Why do we like crime shows so much if not for the sense of danger, the menace and tension? It’s probably because of this same feeling of danger, that anything can happen, bitter excess as well as unexpected sweetness and light, that I appreciate free jazz. For its intensity, tight as a fist, a rage ready to burst at any moment, for its tension that keeps the musicians on the edge. And when this violence is unleashed, it’s as much that storm as the breaking of the tension that makes the whole thing so jubilant, even liberating.
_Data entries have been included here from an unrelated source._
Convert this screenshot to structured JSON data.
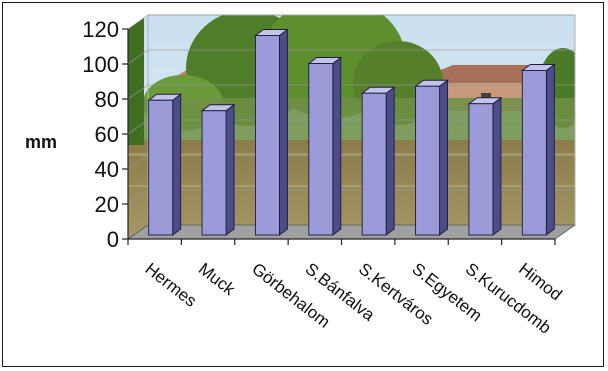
{
  "chart_data": {
    "type": "bar",
    "title": "",
    "xlabel": "",
    "ylabel": "mm",
    "categories": [
      "Hermes",
      "Muck",
      "Görbehalom",
      "S.Bánfalva",
      "S.Kertváros",
      "S.Egyetem",
      "S.Kurucdomb",
      "Himod"
    ],
    "values": [
      77,
      71,
      114,
      98,
      81,
      85,
      75,
      94
    ],
    "ylim": [
      0,
      120
    ],
    "yticks": [
      0,
      20,
      40,
      60,
      80,
      100,
      120
    ],
    "grid": true,
    "legend": "none",
    "style": "3d-column",
    "colors": {
      "bar_front": "#9b9bd9",
      "bar_top": "#c3c3ec",
      "bar_side": "#4c4c8a",
      "bar_outline": "#1c1c3a",
      "plot_background": "photo-of-flooded-village"
    }
  }
}
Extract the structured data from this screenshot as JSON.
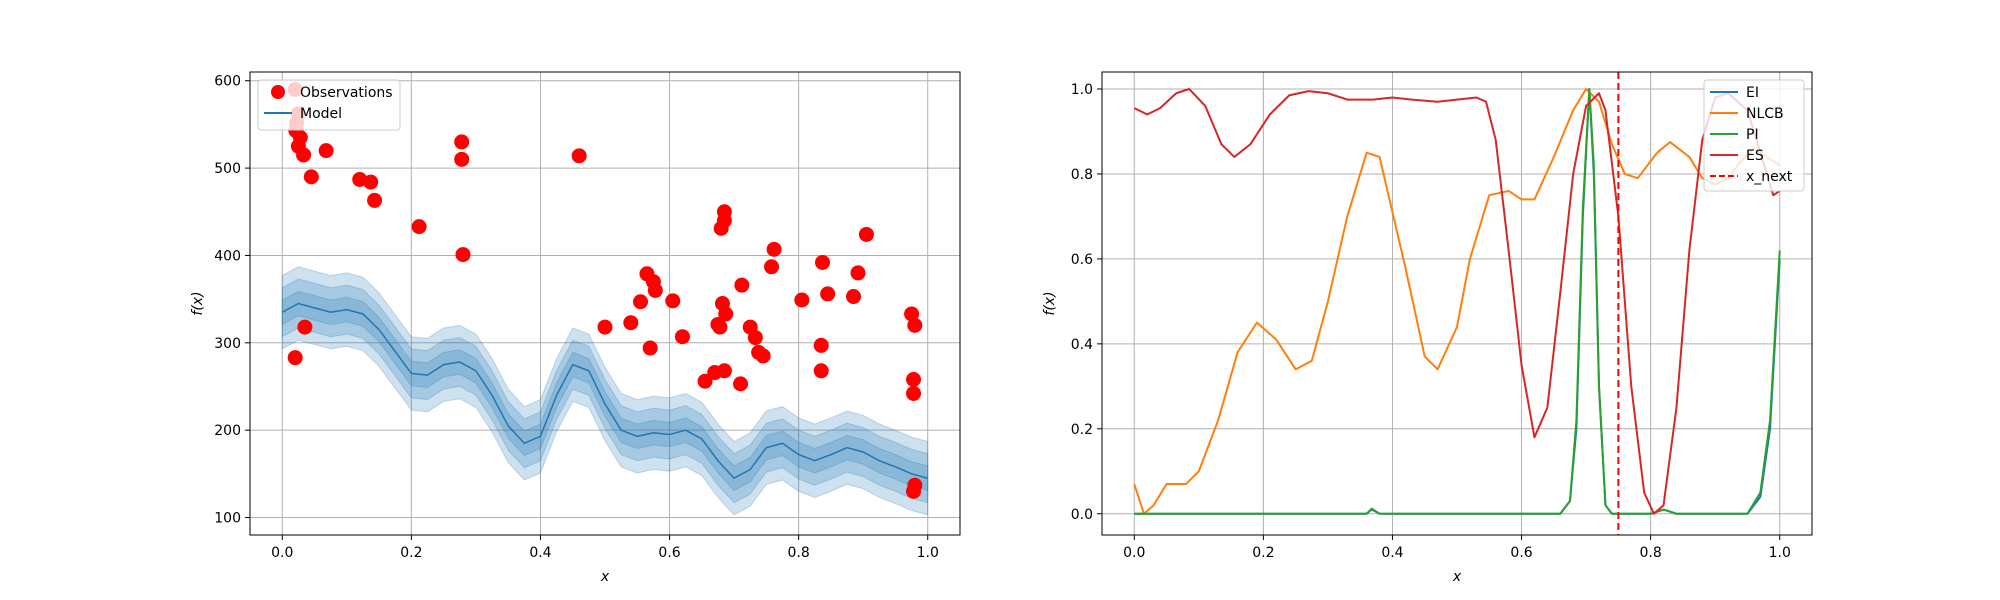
{
  "chart_data": [
    {
      "type": "line",
      "xlabel": "x",
      "ylabel": "f(x)",
      "xlim": [
        -0.05,
        1.05
      ],
      "ylim": [
        80,
        610
      ],
      "xticks": [
        0.0,
        0.2,
        0.4,
        0.6,
        0.8,
        1.0
      ],
      "xtick_labels": [
        "0.0",
        "0.2",
        "0.4",
        "0.6",
        "0.8",
        "1.0"
      ],
      "yticks": [
        100,
        200,
        300,
        400,
        500,
        600
      ],
      "ytick_labels": [
        "100",
        "200",
        "300",
        "400",
        "500",
        "600"
      ],
      "grid": true,
      "legend_position": "top-left",
      "colors": {
        "observations": "#ff0000",
        "model": "#1f77b4"
      },
      "legend": [
        {
          "label": "Observations",
          "marker": "circle",
          "color": "#ff0000"
        },
        {
          "label": "Model",
          "marker": "line",
          "color": "#1f77b4"
        }
      ],
      "observations": {
        "name": "Observations",
        "points": [
          [
            0.02,
            590
          ],
          [
            0.025,
            562
          ],
          [
            0.022,
            552
          ],
          [
            0.021,
            543
          ],
          [
            0.028,
            535
          ],
          [
            0.025,
            525
          ],
          [
            0.033,
            515
          ],
          [
            0.045,
            490
          ],
          [
            0.068,
            520
          ],
          [
            0.12,
            487
          ],
          [
            0.137,
            484
          ],
          [
            0.143,
            463
          ],
          [
            0.212,
            433
          ],
          [
            0.278,
            530
          ],
          [
            0.278,
            510
          ],
          [
            0.28,
            401
          ],
          [
            0.46,
            514
          ],
          [
            0.02,
            283
          ],
          [
            0.035,
            318
          ],
          [
            0.5,
            318
          ],
          [
            0.54,
            323
          ],
          [
            0.555,
            347
          ],
          [
            0.565,
            379
          ],
          [
            0.57,
            294
          ],
          [
            0.575,
            370
          ],
          [
            0.578,
            360
          ],
          [
            0.605,
            348
          ],
          [
            0.62,
            307
          ],
          [
            0.655,
            256
          ],
          [
            0.67,
            266
          ],
          [
            0.675,
            321
          ],
          [
            0.678,
            318
          ],
          [
            0.68,
            431
          ],
          [
            0.685,
            440
          ],
          [
            0.685,
            450
          ],
          [
            0.682,
            345
          ],
          [
            0.687,
            333
          ],
          [
            0.685,
            268
          ],
          [
            0.71,
            253
          ],
          [
            0.712,
            366
          ],
          [
            0.725,
            318
          ],
          [
            0.733,
            306
          ],
          [
            0.738,
            289
          ],
          [
            0.745,
            285
          ],
          [
            0.758,
            387
          ],
          [
            0.762,
            407
          ],
          [
            0.805,
            349
          ],
          [
            0.835,
            297
          ],
          [
            0.837,
            392
          ],
          [
            0.835,
            268
          ],
          [
            0.845,
            356
          ],
          [
            0.885,
            353
          ],
          [
            0.892,
            380
          ],
          [
            0.905,
            424
          ],
          [
            0.975,
            333
          ],
          [
            0.98,
            320
          ],
          [
            0.978,
            258
          ],
          [
            0.978,
            242
          ],
          [
            0.98,
            137
          ],
          [
            0.978,
            130
          ]
        ]
      },
      "model": {
        "name": "Model",
        "x": [
          0.0,
          0.025,
          0.05,
          0.075,
          0.1,
          0.125,
          0.15,
          0.175,
          0.2,
          0.225,
          0.25,
          0.275,
          0.3,
          0.325,
          0.35,
          0.375,
          0.4,
          0.425,
          0.45,
          0.475,
          0.5,
          0.525,
          0.55,
          0.575,
          0.6,
          0.625,
          0.65,
          0.675,
          0.7,
          0.725,
          0.75,
          0.775,
          0.8,
          0.825,
          0.85,
          0.875,
          0.9,
          0.925,
          0.95,
          0.975,
          1.0
        ],
        "mean": [
          335,
          345,
          340,
          335,
          338,
          333,
          315,
          290,
          265,
          263,
          275,
          278,
          268,
          240,
          205,
          185,
          193,
          240,
          275,
          268,
          230,
          200,
          193,
          197,
          195,
          200,
          190,
          165,
          145,
          155,
          180,
          185,
          172,
          165,
          172,
          180,
          175,
          165,
          158,
          150,
          145
        ],
        "bands": [
          {
            "sigma": 1,
            "halfwidth": 14
          },
          {
            "sigma": 2,
            "halfwidth": 28
          },
          {
            "sigma": 3,
            "halfwidth": 42
          }
        ]
      }
    },
    {
      "type": "line",
      "xlabel": "x",
      "ylabel": "f(x)",
      "xlim": [
        -0.05,
        1.05
      ],
      "ylim": [
        -0.05,
        1.04
      ],
      "xticks": [
        0.0,
        0.2,
        0.4,
        0.6,
        0.8,
        1.0
      ],
      "xtick_labels": [
        "0.0",
        "0.2",
        "0.4",
        "0.6",
        "0.8",
        "1.0"
      ],
      "yticks": [
        0.0,
        0.2,
        0.4,
        0.6,
        0.8,
        1.0
      ],
      "ytick_labels": [
        "0.0",
        "0.2",
        "0.4",
        "0.6",
        "0.8",
        "1.0"
      ],
      "grid": true,
      "legend_position": "top-right",
      "x_next": 0.75,
      "legend": [
        {
          "label": "EI",
          "color": "#1f77b4",
          "style": "solid"
        },
        {
          "label": "NLCB",
          "color": "#ff7f0e",
          "style": "solid"
        },
        {
          "label": "PI",
          "color": "#2ca02c",
          "style": "solid"
        },
        {
          "label": "ES",
          "color": "#d62728",
          "style": "solid"
        },
        {
          "label": "x_next",
          "color": "#ff0000",
          "style": "dashed"
        }
      ],
      "series": [
        {
          "name": "EI",
          "color": "#1f77b4",
          "points": [
            [
              0.0,
              0.0
            ],
            [
              0.36,
              0.0
            ],
            [
              0.368,
              0.01
            ],
            [
              0.38,
              0.0
            ],
            [
              0.66,
              0.0
            ],
            [
              0.675,
              0.03
            ],
            [
              0.685,
              0.2
            ],
            [
              0.695,
              0.7
            ],
            [
              0.705,
              1.0
            ],
            [
              0.712,
              0.8
            ],
            [
              0.72,
              0.3
            ],
            [
              0.73,
              0.02
            ],
            [
              0.74,
              0.0
            ],
            [
              0.8,
              0.0
            ],
            [
              0.82,
              0.01
            ],
            [
              0.84,
              0.0
            ],
            [
              0.95,
              0.0
            ],
            [
              0.97,
              0.04
            ],
            [
              0.985,
              0.2
            ],
            [
              1.0,
              0.6
            ]
          ]
        },
        {
          "name": "NLCB",
          "color": "#ff7f0e",
          "points": [
            [
              0.0,
              0.07
            ],
            [
              0.015,
              0.0
            ],
            [
              0.03,
              0.02
            ],
            [
              0.05,
              0.07
            ],
            [
              0.08,
              0.07
            ],
            [
              0.1,
              0.1
            ],
            [
              0.13,
              0.22
            ],
            [
              0.16,
              0.38
            ],
            [
              0.19,
              0.45
            ],
            [
              0.22,
              0.41
            ],
            [
              0.25,
              0.34
            ],
            [
              0.275,
              0.36
            ],
            [
              0.3,
              0.5
            ],
            [
              0.33,
              0.7
            ],
            [
              0.36,
              0.85
            ],
            [
              0.38,
              0.84
            ],
            [
              0.42,
              0.58
            ],
            [
              0.45,
              0.37
            ],
            [
              0.47,
              0.34
            ],
            [
              0.5,
              0.44
            ],
            [
              0.52,
              0.6
            ],
            [
              0.55,
              0.75
            ],
            [
              0.58,
              0.76
            ],
            [
              0.6,
              0.74
            ],
            [
              0.62,
              0.74
            ],
            [
              0.65,
              0.84
            ],
            [
              0.68,
              0.95
            ],
            [
              0.7,
              1.0
            ],
            [
              0.72,
              0.97
            ],
            [
              0.74,
              0.87
            ],
            [
              0.76,
              0.8
            ],
            [
              0.78,
              0.79
            ],
            [
              0.81,
              0.85
            ],
            [
              0.83,
              0.875
            ],
            [
              0.86,
              0.84
            ],
            [
              0.88,
              0.79
            ],
            [
              0.9,
              0.775
            ],
            [
              0.92,
              0.79
            ],
            [
              0.94,
              0.83
            ],
            [
              0.96,
              0.86
            ],
            [
              0.98,
              0.84
            ],
            [
              1.0,
              0.82
            ]
          ]
        },
        {
          "name": "PI",
          "color": "#2ca02c",
          "points": [
            [
              0.0,
              0.0
            ],
            [
              0.36,
              0.0
            ],
            [
              0.368,
              0.012
            ],
            [
              0.38,
              0.0
            ],
            [
              0.66,
              0.0
            ],
            [
              0.675,
              0.03
            ],
            [
              0.685,
              0.22
            ],
            [
              0.695,
              0.72
            ],
            [
              0.705,
              1.0
            ],
            [
              0.712,
              0.82
            ],
            [
              0.72,
              0.3
            ],
            [
              0.73,
              0.02
            ],
            [
              0.74,
              0.0
            ],
            [
              0.8,
              0.0
            ],
            [
              0.82,
              0.01
            ],
            [
              0.84,
              0.0
            ],
            [
              0.95,
              0.0
            ],
            [
              0.97,
              0.05
            ],
            [
              0.985,
              0.22
            ],
            [
              1.0,
              0.62
            ]
          ]
        },
        {
          "name": "ES",
          "color": "#d62728",
          "points": [
            [
              0.0,
              0.955
            ],
            [
              0.02,
              0.94
            ],
            [
              0.04,
              0.955
            ],
            [
              0.065,
              0.99
            ],
            [
              0.085,
              1.0
            ],
            [
              0.11,
              0.96
            ],
            [
              0.135,
              0.87
            ],
            [
              0.155,
              0.84
            ],
            [
              0.18,
              0.87
            ],
            [
              0.21,
              0.94
            ],
            [
              0.24,
              0.985
            ],
            [
              0.27,
              0.995
            ],
            [
              0.3,
              0.99
            ],
            [
              0.33,
              0.975
            ],
            [
              0.37,
              0.975
            ],
            [
              0.4,
              0.98
            ],
            [
              0.43,
              0.975
            ],
            [
              0.47,
              0.97
            ],
            [
              0.5,
              0.975
            ],
            [
              0.53,
              0.98
            ],
            [
              0.545,
              0.97
            ],
            [
              0.56,
              0.88
            ],
            [
              0.58,
              0.62
            ],
            [
              0.6,
              0.35
            ],
            [
              0.62,
              0.18
            ],
            [
              0.64,
              0.25
            ],
            [
              0.66,
              0.52
            ],
            [
              0.68,
              0.8
            ],
            [
              0.7,
              0.96
            ],
            [
              0.72,
              0.99
            ],
            [
              0.73,
              0.95
            ],
            [
              0.75,
              0.7
            ],
            [
              0.77,
              0.3
            ],
            [
              0.79,
              0.05
            ],
            [
              0.805,
              0.0
            ],
            [
              0.82,
              0.02
            ],
            [
              0.84,
              0.25
            ],
            [
              0.86,
              0.62
            ],
            [
              0.88,
              0.88
            ],
            [
              0.9,
              0.98
            ],
            [
              0.92,
              0.99
            ],
            [
              0.95,
              0.95
            ],
            [
              0.97,
              0.85
            ],
            [
              0.99,
              0.75
            ],
            [
              1.0,
              0.76
            ]
          ]
        }
      ]
    }
  ]
}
There’s a bit of these mechanics at work on the splendid second album from the Swedish sextet of Anna Högberg. It’s a pity that the tenor sax player Malin Wättring has left the band since the first one in 2016, as it was until then all-female, which gave it a very special edge. But with the arrival of trumpet player Niklas Barnö, who was also a member of Mats Gustaffson’s Fire! Orchestra (in which Ms. Högberg took part as well), the sextet came out ahead and broadened its palette.
The start is a bit brutal: a furious salvo of alto saxophone from the leader, followed by a chaotic brass band, leading to a theme reminiscent of Albert Ayler. “Tjuv”, the longest piece, with a theme reminiscent of Mingus, allows the band to celebrate its roots as much as its distinct personalities, and the roaring brass have soul to spare. In the freest passages, there’s a purity, depth, and fiery spirit that’s so full of life that you’d think it’s amazing that white people – Scandinavians to boot! – manage to perpetuate this black legacy so well.
And when the last track is over, one quickly feels like starting over again. Beware! This stuff has an exhilarating power that can be addictive.